How To Extract Data from Microsoft Publisher (.PUB) Files in Appian?

RE: How To Extract Data from Microsoft Publisher (.PUB) Files in Appian?

ravitejap370818 — Tue, 09 Jun 2026 06:17:08 GMT

Thanks for the suggestions.

We explored the Python-based approach and were able to extract the data; however, it requires hosting, so we are evaluating alternatives.

From what I understand DOCX/HTML approach would still require a conversion step, as Appian does not natively handle PUB files.

We are currently exploring Appian-based options (such as plugins) to handle the extraction as much as possible within the platform.

RE: How To Extract Data from Microsoft Publisher (.PUB) Files in Appian?

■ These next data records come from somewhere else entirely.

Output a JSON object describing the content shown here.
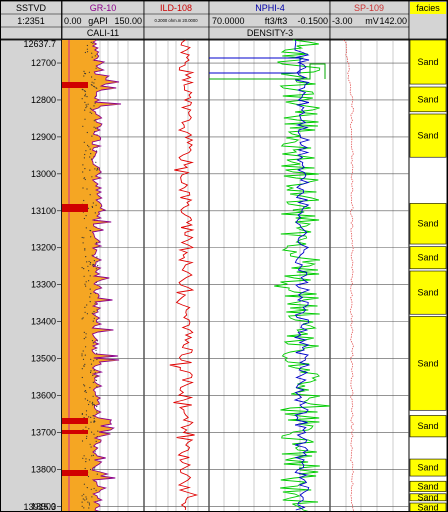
{
  "depth_track": {
    "header": "SSTVD",
    "scale": "1:2351",
    "top_label": "12637.7",
    "bottom_label": "13915.3",
    "ticks": [
      12700,
      12800,
      12900,
      13000,
      13100,
      13200,
      13300,
      13400,
      13500,
      13600,
      13700,
      13800,
      13900
    ]
  },
  "tracks": {
    "gr": {
      "name": "GR-10",
      "min": "0.00",
      "unit": "gAPI",
      "max": "150.00",
      "second": "CALI-11",
      "color": "#8b008b"
    },
    "ild": {
      "name": "ILD-108",
      "range": "0.2000 ohm.m 20.0000",
      "color": "#e00000"
    },
    "nphi": {
      "name": "NPHI-4",
      "min": "70.0000",
      "unit": "ft3/ft3",
      "max": "-0.1500",
      "second": "DENSITY-3",
      "color": "#0000cc"
    },
    "sp": {
      "name": "SP-109",
      "min": "-3.00",
      "unit": "mV",
      "max": "142.00",
      "color": "#e04040"
    },
    "facies": {
      "name": "facies",
      "color": "#ffff00"
    }
  },
  "facies_blocks": [
    {
      "label": "Sand",
      "top": 12637.7,
      "bottom": 12757
    },
    {
      "label": "Sand",
      "top": 12765,
      "bottom": 12832
    },
    {
      "label": "Sand",
      "top": 12838,
      "bottom": 12955
    },
    {
      "label": "Sand",
      "top": 13080,
      "bottom": 13190
    },
    {
      "label": "Sand",
      "top": 13197,
      "bottom": 13257
    },
    {
      "label": "Sand",
      "top": 13263,
      "bottom": 13380
    },
    {
      "label": "Sand",
      "top": 13386,
      "bottom": 13640
    },
    {
      "label": "Sand",
      "top": 13654,
      "bottom": 13712
    },
    {
      "label": "Sand",
      "top": 13772,
      "bottom": 13818
    },
    {
      "label": "Sand",
      "top": 13832,
      "bottom": 13860
    },
    {
      "label": "Sand",
      "top": 13866,
      "bottom": 13885
    },
    {
      "label": "Sand",
      "top": 13891,
      "bottom": 13915.3
    }
  ],
  "facies_gaps": [
    [
      12955,
      12965
    ],
    [
      12990,
      13000
    ],
    [
      13040,
      13060
    ],
    [
      13720,
      13740
    ]
  ]
}
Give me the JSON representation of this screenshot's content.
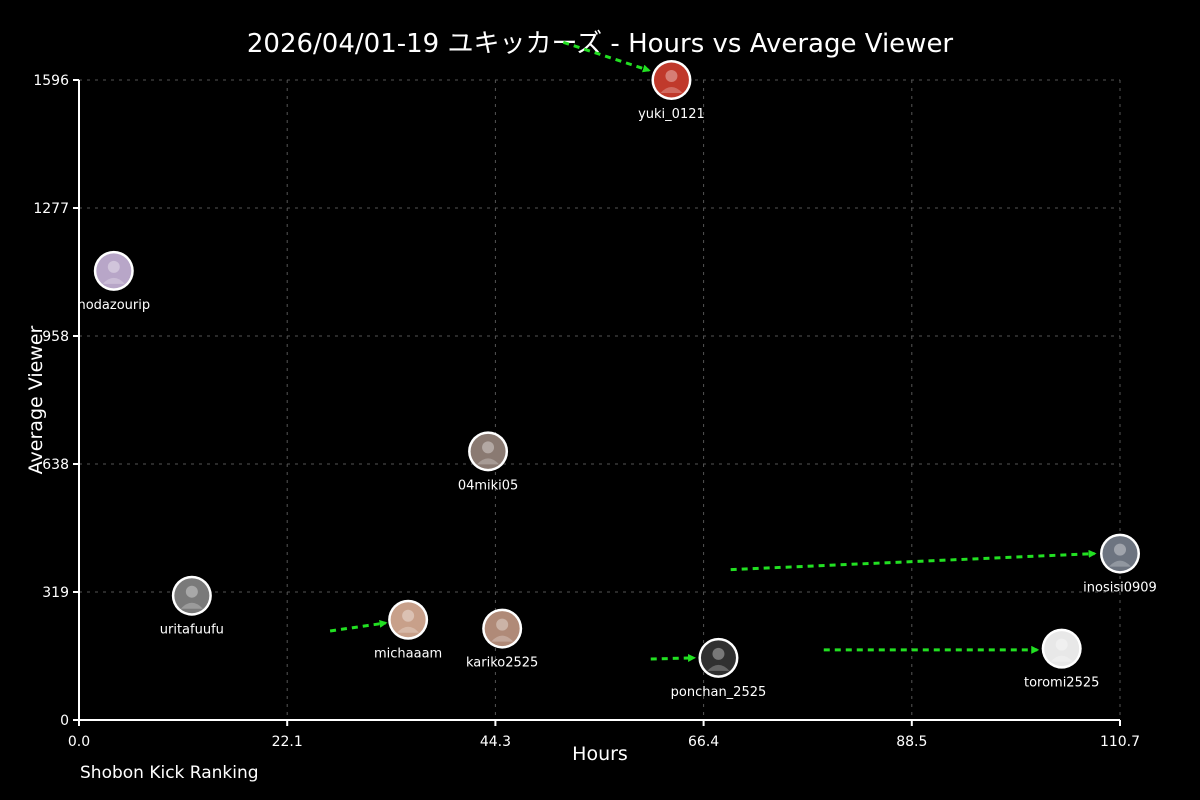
{
  "chart_data": {
    "type": "scatter",
    "title": "2026/04/01-19 ユキッカーズ - Hours vs Average Viewer",
    "xlabel": "Hours",
    "ylabel": "Average Viewer",
    "xlim": [
      0,
      110.7
    ],
    "ylim": [
      0,
      1596
    ],
    "xticks": [
      "0.0",
      "22.1",
      "44.3",
      "66.4",
      "88.5",
      "110.7"
    ],
    "yticks": [
      "0",
      "319",
      "638",
      "958",
      "1277",
      "1596"
    ],
    "grid": true,
    "marker": "avatar image",
    "points": [
      {
        "label": "yuki_0121",
        "x": 63.0,
        "y": 1596,
        "color": "#c0392b"
      },
      {
        "label": "nodazourip",
        "x": 3.7,
        "y": 1120,
        "color": "#b8a6c8"
      },
      {
        "label": "04miki05",
        "x": 43.5,
        "y": 670,
        "color": "#8a7a72"
      },
      {
        "label": "inosisi0909",
        "x": 110.7,
        "y": 415,
        "color": "#6d7480"
      },
      {
        "label": "uritafuufu",
        "x": 12.0,
        "y": 310,
        "color": "#7a7a7a"
      },
      {
        "label": "michaaam",
        "x": 35.0,
        "y": 250,
        "color": "#c8a08a"
      },
      {
        "label": "kariko2525",
        "x": 45.0,
        "y": 228,
        "color": "#b08a78"
      },
      {
        "label": "toromi2525",
        "x": 104.5,
        "y": 178,
        "color": "#e8e8e8"
      },
      {
        "label": "ponchan_2525",
        "x": 68.0,
        "y": 155,
        "color": "#303030"
      }
    ],
    "movement_arrows": [
      {
        "from": [
          51.5,
          1690
        ],
        "to": [
          60.6,
          1620
        ],
        "target": "yuki_0121"
      },
      {
        "from": [
          26.7,
          222
        ],
        "to": [
          32.6,
          242
        ],
        "target": "michaaam"
      },
      {
        "from": [
          60.8,
          152
        ],
        "to": [
          65.4,
          155
        ],
        "target": "ponchan_2525"
      },
      {
        "from": [
          69.3,
          375
        ],
        "to": [
          108.0,
          415
        ],
        "target": "inosisi0909"
      },
      {
        "from": [
          79.2,
          175
        ],
        "to": [
          101.9,
          175
        ],
        "target": "toromi2525"
      }
    ],
    "arrow_color": "#22e022"
  },
  "footer": "Shobon Kick Ranking"
}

mehwishy973927 — Tue, 09 Jun 2026 03:09:14 GMT

Since Appian doesn't natively understand .PUB files, you can:

Upload .PUB file to Appian.
Send it to a custom API (Java, .NET, Python).
API extracts text/content.
Return JSON to Appian.

Example response:

{
  "customerName": "John Smith",
  "invoiceNumber": "INV-1234",
  "amount": "$500"
}

Appian then processes the JSON.

OR try structured text rather than OCR:

PUB → DOCX → Extract Text → Appian

PUB → HTML → Parse Content → Appian

This can preserve more structure than a PDF in some cases.

RE: How To Extract Data from Microsoft Publisher (.PUB) Files in Appian?

Stefan Helzle — Mon, 08 Jun 2026 06:06:24 GMT

I never heard of any such use case. If you can turn the files into PDF first, you can do the extraction with OOTB functions.